Thank You, Thank You, Thank You! I’m new at dairy free and haven’t been too enthused at the replacement options found in the grocery store. This recipe is a game changer! I got yogurt, sour cream and ranch dressing out of it! MY friend couldn’t believe there was no dairy in the Ranch dressing I made. I just mixed some mayonnaise, your sour cream, a little olive oil to thin it to the right consistency, a little raw honey, some garlic powder, onion powder, dill and some chives from my garden. OMG! I thought I’d never have Ranch dressing again. My friend said she liked it better than the regular! Can’t wait for my husband to try it. You are a genius!

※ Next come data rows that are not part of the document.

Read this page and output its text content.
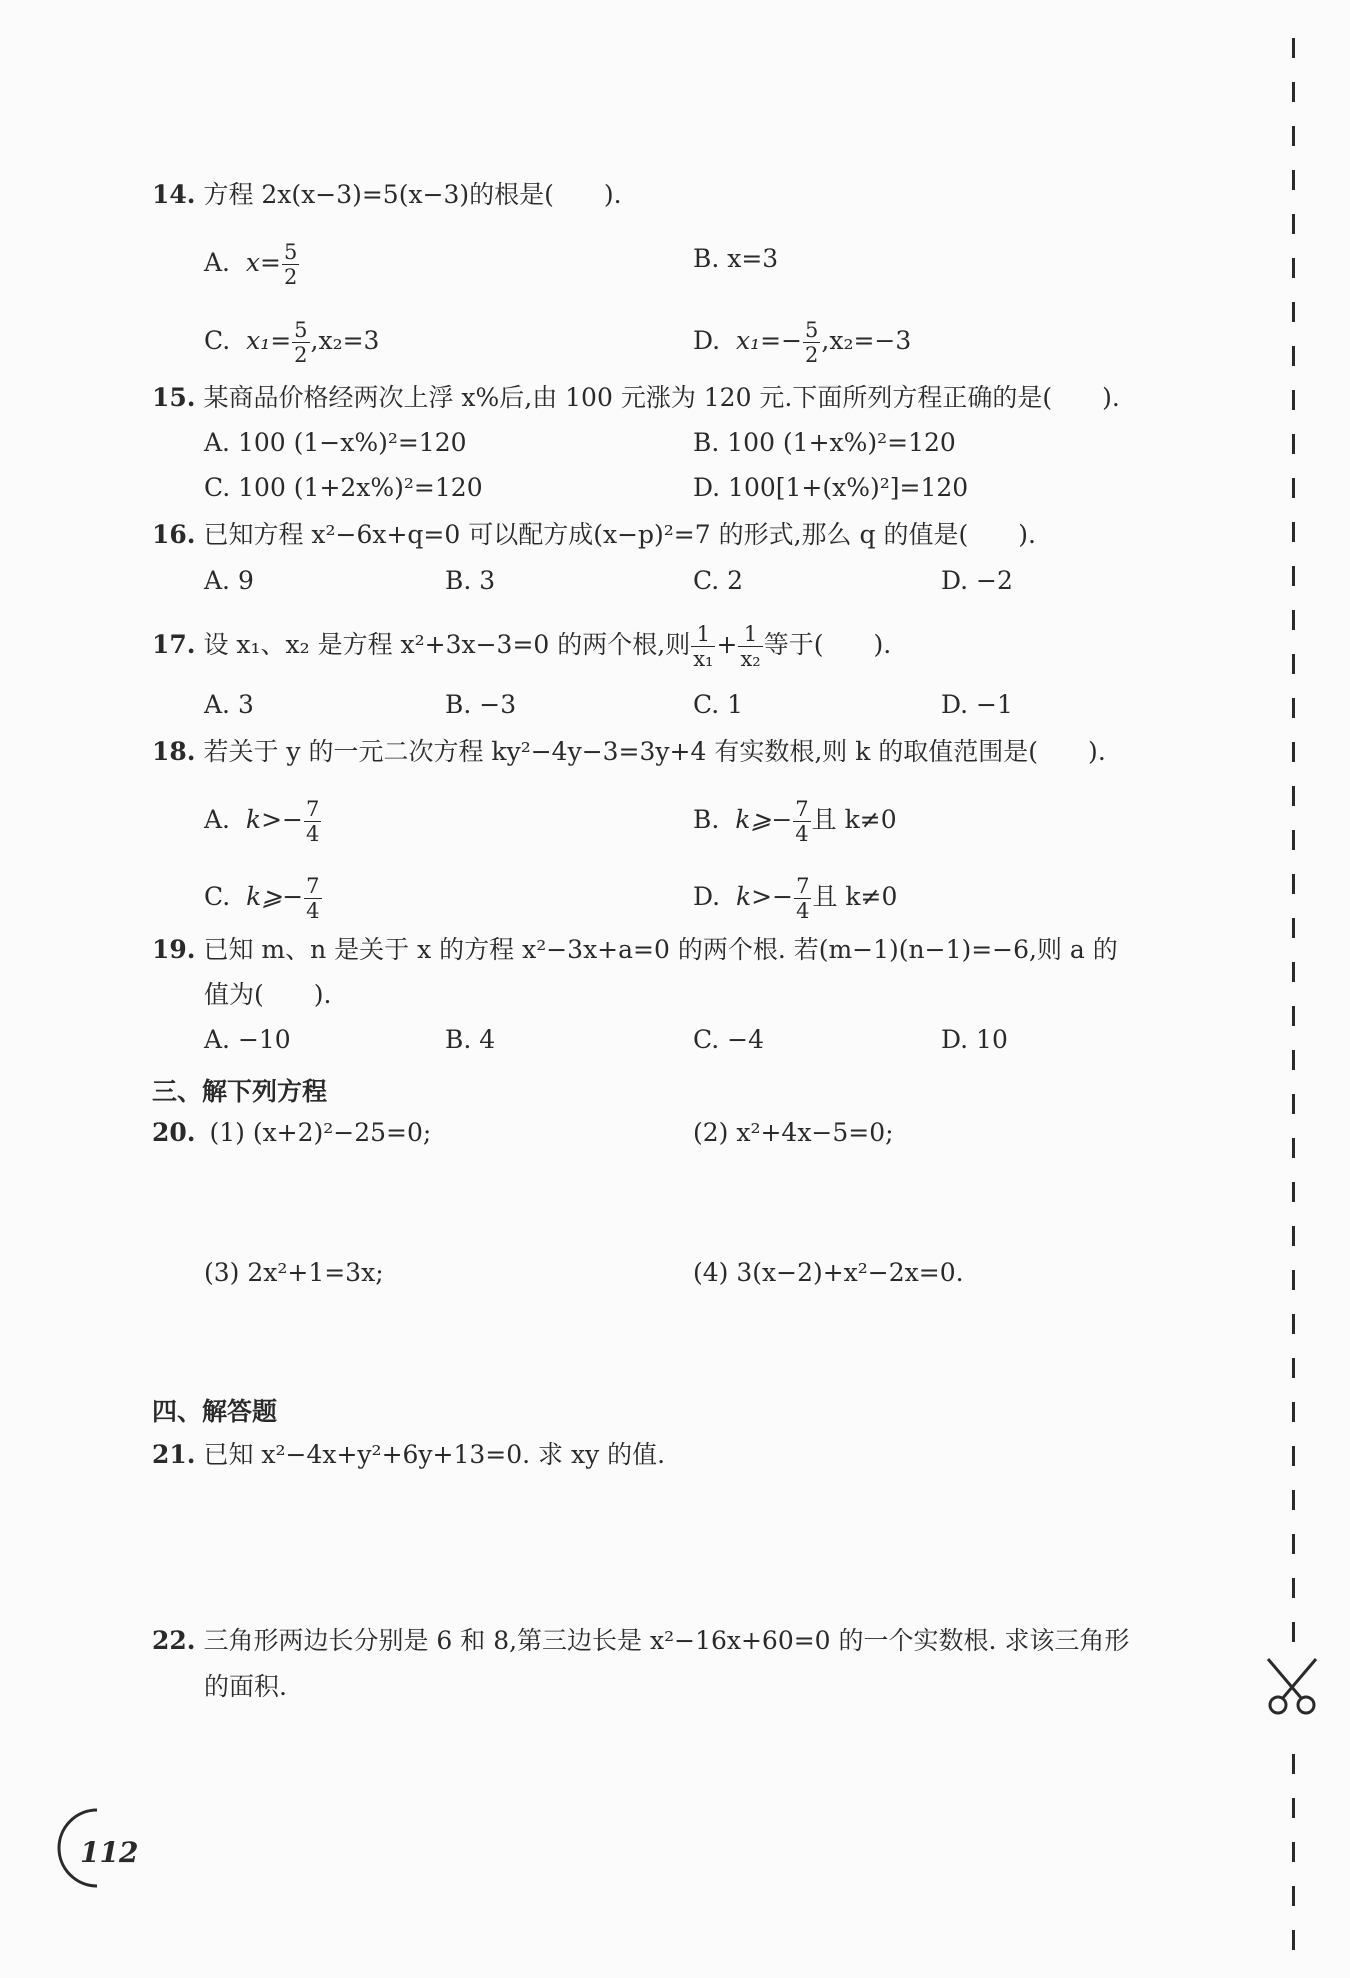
14. 方程 2x(x−3)=5(x−3)的根是(　　).
A. $x= \frac{5}{2}$	B. x=3
C. $x_1= \frac{5}{2} ,x_2=3$	D. $x_1=- \frac{5}{2} ,x_2=-3$
15. 某商品价格经两次上浮 x%后,由 100 元涨为 120 元.下面所列方程正确的是(　　).
A. 100 (1−x%)²=120	B. 100 (1+x%)²=120
C. 100 (1+2x%)²=120	D. 100[1+(x%)²]=120
16. 已知方程 x²−6x+q=0 可以配方成(x−p)²=7 的形式,那么 q 的值是(　　).
A. 9	B. 3	C. 2	D. −2
17. 设 x₁、x₂ 是方程 x²+3x−3=0 的两个根,则 $\frac{1}{\text{x₁}} + \frac{1}{\text{x₂}}$ 等于(　　).
A. 3	B. −3	C. 1	D. −1
18. 若关于 y 的一元二次方程 ky²−4y−3=3y+4 有实数根,则 k 的取值范围是(　　).
A. $k>- \frac{7}{4}$	B. k⩾− $\frac{7}{4}$ 且 k≠0
C. k⩾− $\frac{7}{4}$	D. $k>- \frac{7}{4}$ 且 k≠0
19. 已知 m、n 是关于 x 的方程 x²−3x+a=0 的两个根. 若(m−1)(n−1)=−6,则 a 的
值为(　　).
A. −10	B. 4	C. −4	D. 10
三、解下列方程
20. (1) (x+2)²−25=0;	(2) x²+4x−5=0;
(3) 2x²+1=3x;	(4) 3(x−2)+x²−2x=0.
四、解答题
21. 已知 x²−4x+y²+6y+13=0. 求 xy 的值.
22. 三角形两边长分别是 6 和 8,第三边长是 x²−16x+60=0 的一个实数根. 求该三角形
的面积.
112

Can I use the yogurt function on my instant pot? I’ve never used it, but I’m hoping it will be even faster than your 15 minutes that you’ve mentioned. I’ve had to go gluten and dairy free and it’s just SO hard to cook for my family and make something completely different for myself, especially when I don’t have TIME to cook even “regular” food. This homemade sour cream could be a life saver for me!
Hi
I just made this last night. After It set it had a curdy look to it and smelled a bit like rotten milk. Did it go bad?
I’m a kidney patient and nuts and beans are no longer part of my diet. Woukd it be possible to make this with rice milk?
Looking forward to trying this. About how much does it make and how long will it last after? Thank you
So wanting to try this, but sadly cannot do soy. I know it has to contain protein in the “milk”, so I was wondering about oat milk? Or has anyone else tried a different plant based milk with success? Love your recipes!! Thank you for sharing your creativity and passion. Bless
Hi, have you tried this with Almond Milk or Rice Milk? I am allergic to the protein in milk, and also to soy and coconut.